Assim, é de se inferir que a atividade laboral realizada no período questionado pela autarquia
federal foi necessária para a sobrevivência da parte autora, ainda que ao sacrifício da própria
saúde, não havendo de se falar em compensação de valores.
Quanto ao prequestionamento suscitado, inexiste contrariedade alguma à legislação federal ou
a dispostos constitucionais.
Posto isso, nego provimento às apelações do INSS e da parte autora.
É o voto.
THEREZINHA CAZERTA
Desembargadora Federal Relatora
E M E N T A
PREVIDENCIÁRIO. AUXÍLIO-DOENÇA PREVIDENCIÁRIO. MANUTENÇÃO DA QUALIDADE
DE SEGURADO. INCAPACIDADE TOTAL E TEMPORÁRIA RECONHECIDA. CONCESSÃO
DO BENEFÍCIO.
- Satisfeitos os requisitos legais previstos no art. 59 da Lei n° 8.213/91 - quais sejam, qualidade
de segurado, incapacidade total e temporária e cumprimento do período de carência (12 meses)
- é de rigor a concessão do auxílio-doença.
- Necessária a contextualização do indivíduo para a aferição da incapacidade laborativa.

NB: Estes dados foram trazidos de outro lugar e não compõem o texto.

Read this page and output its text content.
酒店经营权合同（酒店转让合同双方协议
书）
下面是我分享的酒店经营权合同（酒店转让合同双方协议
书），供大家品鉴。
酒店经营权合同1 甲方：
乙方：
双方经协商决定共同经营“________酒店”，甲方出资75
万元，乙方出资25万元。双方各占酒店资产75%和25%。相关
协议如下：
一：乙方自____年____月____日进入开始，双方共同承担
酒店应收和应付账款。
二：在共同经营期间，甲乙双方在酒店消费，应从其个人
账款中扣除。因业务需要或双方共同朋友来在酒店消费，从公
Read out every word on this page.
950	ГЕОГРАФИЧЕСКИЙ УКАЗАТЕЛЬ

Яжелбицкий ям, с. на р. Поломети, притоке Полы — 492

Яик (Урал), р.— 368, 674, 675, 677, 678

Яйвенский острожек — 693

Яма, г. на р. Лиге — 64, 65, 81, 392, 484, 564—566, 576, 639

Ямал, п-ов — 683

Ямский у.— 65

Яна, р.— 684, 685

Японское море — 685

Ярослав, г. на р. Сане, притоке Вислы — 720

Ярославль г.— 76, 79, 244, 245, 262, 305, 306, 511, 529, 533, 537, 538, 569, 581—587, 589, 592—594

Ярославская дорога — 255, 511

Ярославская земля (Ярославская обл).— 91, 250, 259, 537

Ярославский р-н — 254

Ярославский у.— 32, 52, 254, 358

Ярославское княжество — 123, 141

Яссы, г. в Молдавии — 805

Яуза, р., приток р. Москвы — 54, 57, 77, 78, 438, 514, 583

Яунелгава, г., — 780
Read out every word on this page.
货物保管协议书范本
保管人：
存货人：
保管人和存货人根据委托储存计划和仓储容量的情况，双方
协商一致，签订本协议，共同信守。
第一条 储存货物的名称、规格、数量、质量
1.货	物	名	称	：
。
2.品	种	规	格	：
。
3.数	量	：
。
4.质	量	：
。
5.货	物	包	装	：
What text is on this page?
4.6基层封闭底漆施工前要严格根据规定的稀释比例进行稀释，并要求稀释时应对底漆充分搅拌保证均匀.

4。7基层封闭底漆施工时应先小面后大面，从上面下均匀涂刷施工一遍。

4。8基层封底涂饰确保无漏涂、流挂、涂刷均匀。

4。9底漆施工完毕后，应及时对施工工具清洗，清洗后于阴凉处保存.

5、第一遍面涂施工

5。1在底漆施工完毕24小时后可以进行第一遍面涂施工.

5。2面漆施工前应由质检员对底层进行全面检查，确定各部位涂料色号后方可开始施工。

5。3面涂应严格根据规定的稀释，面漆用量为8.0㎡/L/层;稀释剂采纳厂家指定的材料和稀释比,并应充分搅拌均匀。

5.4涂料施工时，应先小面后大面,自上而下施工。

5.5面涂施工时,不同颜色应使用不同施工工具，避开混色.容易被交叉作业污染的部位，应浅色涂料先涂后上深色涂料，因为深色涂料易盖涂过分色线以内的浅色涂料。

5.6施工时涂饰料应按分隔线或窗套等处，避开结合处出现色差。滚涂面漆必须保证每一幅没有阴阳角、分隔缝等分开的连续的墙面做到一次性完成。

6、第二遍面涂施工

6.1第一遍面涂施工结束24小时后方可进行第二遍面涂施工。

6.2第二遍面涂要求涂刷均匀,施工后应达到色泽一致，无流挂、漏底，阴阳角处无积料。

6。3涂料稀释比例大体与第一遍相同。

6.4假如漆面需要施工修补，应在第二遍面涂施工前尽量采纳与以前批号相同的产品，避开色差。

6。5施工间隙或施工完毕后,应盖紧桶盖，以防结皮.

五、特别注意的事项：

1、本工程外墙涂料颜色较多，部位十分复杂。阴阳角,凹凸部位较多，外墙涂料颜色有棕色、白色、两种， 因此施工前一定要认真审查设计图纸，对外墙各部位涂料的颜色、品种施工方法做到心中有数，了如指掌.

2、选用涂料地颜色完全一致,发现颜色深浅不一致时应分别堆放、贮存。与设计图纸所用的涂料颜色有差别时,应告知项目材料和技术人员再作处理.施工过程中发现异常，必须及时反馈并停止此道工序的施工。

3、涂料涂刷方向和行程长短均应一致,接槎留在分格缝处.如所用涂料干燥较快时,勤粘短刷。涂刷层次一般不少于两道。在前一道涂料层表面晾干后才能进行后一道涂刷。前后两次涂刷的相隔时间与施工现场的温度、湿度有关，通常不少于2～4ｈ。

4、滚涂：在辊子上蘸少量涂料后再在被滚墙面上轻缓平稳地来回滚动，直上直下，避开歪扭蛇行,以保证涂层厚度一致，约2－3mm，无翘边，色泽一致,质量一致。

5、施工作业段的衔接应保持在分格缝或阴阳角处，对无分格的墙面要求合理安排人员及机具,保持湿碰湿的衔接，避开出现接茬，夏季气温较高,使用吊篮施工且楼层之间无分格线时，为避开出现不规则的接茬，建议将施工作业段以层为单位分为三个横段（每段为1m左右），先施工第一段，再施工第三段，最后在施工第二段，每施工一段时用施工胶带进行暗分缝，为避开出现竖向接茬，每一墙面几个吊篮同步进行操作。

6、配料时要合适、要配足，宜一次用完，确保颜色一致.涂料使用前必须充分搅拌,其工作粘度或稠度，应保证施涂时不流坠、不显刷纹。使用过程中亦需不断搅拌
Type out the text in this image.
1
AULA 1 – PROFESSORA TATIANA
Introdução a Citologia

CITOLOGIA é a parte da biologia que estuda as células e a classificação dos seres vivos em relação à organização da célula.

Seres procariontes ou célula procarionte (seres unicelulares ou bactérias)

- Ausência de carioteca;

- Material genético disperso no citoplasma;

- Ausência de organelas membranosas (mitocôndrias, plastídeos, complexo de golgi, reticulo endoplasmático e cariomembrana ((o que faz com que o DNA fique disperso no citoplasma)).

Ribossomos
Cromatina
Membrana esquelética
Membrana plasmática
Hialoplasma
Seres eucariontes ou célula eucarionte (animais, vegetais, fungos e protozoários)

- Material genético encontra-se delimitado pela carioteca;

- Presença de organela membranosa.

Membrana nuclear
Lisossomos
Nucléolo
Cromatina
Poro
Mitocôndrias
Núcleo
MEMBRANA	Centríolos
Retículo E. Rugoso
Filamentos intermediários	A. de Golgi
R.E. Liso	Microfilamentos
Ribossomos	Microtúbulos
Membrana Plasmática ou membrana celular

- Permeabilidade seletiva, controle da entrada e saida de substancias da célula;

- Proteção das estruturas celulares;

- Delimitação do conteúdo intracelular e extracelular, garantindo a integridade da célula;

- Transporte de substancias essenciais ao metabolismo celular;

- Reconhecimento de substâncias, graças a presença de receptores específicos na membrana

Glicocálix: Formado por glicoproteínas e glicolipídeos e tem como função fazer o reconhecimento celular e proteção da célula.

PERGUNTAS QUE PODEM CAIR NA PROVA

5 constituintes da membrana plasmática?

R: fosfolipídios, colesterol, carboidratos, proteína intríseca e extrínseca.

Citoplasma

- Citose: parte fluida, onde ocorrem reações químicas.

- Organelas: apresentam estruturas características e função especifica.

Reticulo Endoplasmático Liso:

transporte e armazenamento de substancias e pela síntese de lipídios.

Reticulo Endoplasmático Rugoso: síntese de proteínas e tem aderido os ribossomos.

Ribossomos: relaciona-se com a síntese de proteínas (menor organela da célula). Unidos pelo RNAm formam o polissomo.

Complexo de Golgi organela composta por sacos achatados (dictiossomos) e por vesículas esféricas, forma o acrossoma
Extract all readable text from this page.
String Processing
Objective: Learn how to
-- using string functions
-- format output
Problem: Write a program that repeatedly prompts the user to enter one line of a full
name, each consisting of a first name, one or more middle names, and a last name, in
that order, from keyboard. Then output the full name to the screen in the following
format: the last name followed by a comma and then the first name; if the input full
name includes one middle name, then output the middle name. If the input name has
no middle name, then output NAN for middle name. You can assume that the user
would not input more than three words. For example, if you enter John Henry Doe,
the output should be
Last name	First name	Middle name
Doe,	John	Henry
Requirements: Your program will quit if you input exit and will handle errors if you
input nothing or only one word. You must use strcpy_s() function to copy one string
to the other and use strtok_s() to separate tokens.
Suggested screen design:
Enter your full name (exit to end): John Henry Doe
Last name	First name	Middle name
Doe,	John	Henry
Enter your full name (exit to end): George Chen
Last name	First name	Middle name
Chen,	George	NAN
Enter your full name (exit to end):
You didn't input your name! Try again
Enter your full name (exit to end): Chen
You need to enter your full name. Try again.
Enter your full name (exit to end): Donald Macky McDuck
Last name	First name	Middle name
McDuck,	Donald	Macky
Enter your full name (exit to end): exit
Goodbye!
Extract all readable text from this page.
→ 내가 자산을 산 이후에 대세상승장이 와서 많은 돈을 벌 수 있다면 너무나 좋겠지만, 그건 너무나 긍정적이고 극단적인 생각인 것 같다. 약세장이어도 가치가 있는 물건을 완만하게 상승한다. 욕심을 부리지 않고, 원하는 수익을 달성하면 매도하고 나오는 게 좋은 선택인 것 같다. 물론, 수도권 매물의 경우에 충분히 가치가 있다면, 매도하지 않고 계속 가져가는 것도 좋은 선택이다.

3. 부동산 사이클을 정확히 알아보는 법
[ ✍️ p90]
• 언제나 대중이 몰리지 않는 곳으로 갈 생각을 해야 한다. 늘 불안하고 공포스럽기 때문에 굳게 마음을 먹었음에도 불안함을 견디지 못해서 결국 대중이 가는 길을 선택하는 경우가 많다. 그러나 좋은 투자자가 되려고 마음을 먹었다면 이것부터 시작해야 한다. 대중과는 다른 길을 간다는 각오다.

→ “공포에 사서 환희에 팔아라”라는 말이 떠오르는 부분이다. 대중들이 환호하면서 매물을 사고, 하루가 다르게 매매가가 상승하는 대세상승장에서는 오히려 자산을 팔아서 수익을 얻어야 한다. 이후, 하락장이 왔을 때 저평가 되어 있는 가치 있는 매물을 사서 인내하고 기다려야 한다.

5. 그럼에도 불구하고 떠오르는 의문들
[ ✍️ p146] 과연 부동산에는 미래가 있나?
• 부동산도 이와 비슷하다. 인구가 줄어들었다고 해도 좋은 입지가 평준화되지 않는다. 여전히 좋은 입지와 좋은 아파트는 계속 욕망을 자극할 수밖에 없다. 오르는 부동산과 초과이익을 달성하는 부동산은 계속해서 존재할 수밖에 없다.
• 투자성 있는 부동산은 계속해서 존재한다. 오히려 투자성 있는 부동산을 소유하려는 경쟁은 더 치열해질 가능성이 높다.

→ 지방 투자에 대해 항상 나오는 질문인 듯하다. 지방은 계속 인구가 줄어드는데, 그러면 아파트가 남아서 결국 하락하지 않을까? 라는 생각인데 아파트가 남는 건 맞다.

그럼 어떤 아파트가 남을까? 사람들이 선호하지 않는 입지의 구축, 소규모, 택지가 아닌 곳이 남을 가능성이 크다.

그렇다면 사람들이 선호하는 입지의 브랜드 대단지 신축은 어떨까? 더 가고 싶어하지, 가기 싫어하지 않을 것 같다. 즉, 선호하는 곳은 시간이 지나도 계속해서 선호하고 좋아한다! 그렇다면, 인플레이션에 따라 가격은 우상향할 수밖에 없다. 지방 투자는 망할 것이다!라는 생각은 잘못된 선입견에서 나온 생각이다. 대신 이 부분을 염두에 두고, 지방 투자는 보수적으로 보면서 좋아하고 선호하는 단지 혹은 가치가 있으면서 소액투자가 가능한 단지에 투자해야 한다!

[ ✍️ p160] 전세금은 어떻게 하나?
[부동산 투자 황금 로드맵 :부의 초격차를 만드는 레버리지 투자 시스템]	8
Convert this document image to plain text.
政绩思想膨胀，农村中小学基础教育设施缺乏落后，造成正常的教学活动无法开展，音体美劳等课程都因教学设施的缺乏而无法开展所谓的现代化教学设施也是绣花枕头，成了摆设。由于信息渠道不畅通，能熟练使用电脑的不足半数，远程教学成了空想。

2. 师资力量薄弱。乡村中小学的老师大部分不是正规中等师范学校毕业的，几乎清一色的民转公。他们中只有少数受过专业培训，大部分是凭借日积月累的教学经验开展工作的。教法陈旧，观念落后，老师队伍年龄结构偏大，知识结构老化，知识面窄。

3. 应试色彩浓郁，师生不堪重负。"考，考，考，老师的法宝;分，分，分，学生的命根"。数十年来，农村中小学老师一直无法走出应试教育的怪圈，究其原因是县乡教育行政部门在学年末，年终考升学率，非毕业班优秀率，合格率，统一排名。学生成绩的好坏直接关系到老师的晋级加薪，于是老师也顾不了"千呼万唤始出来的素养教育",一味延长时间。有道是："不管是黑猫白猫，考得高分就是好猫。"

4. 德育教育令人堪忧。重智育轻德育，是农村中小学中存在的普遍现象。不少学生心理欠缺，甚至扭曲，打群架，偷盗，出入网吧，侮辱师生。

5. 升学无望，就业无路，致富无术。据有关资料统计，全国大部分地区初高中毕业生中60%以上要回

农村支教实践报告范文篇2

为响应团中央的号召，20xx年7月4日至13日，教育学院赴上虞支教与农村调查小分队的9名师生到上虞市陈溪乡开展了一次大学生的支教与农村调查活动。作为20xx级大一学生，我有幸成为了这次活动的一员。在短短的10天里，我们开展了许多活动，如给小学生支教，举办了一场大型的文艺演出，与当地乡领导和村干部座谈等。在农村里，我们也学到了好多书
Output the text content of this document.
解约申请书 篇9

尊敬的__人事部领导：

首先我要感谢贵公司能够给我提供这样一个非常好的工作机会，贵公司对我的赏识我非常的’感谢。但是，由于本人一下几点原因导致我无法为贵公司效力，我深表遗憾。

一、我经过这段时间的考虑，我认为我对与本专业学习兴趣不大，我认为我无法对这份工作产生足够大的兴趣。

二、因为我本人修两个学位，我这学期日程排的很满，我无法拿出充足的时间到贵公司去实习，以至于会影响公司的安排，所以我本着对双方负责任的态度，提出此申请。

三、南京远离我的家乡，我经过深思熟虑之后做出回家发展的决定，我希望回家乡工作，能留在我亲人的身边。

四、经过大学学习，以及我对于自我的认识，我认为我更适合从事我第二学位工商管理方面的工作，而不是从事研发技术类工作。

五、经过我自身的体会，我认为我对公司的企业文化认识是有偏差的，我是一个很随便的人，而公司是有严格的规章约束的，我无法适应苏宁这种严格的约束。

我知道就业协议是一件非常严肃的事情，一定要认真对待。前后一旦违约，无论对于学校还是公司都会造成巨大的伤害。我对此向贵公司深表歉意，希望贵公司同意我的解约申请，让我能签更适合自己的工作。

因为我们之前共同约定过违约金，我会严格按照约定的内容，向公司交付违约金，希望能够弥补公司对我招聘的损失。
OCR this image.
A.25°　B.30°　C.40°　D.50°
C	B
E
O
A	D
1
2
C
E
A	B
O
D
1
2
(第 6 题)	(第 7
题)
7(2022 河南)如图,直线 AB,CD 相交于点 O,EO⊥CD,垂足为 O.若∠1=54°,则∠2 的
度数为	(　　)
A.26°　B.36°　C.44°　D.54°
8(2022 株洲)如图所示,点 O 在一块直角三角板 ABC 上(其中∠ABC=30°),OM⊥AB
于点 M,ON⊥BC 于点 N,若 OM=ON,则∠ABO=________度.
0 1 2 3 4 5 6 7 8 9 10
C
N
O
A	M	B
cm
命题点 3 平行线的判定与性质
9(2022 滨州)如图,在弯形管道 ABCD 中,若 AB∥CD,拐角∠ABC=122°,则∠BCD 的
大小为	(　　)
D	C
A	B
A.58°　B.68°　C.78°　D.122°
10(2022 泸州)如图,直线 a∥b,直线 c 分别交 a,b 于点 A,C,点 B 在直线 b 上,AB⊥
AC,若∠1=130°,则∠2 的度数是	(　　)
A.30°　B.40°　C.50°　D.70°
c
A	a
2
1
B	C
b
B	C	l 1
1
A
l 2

Os
requisitos insertos no artigo 42, da Lei de Benefícios, devem ser observados em conjunto com
as condições sócio-econômica, profissional e cultural do trabalhador.
- Reconhecimento da procedência do pedido formulado.
- Apelações das partes a que se nega provimento.
ACÓRDÃO
Vistos e relatados estes autos em que são partes as acima indicadas, a Oitava Turma, por
unanimidade, decidiu negar provimento às apelações do INSS e da parte autora, nos termos do
relatório e voto que ficam fazendo parte integrante do presente julgado.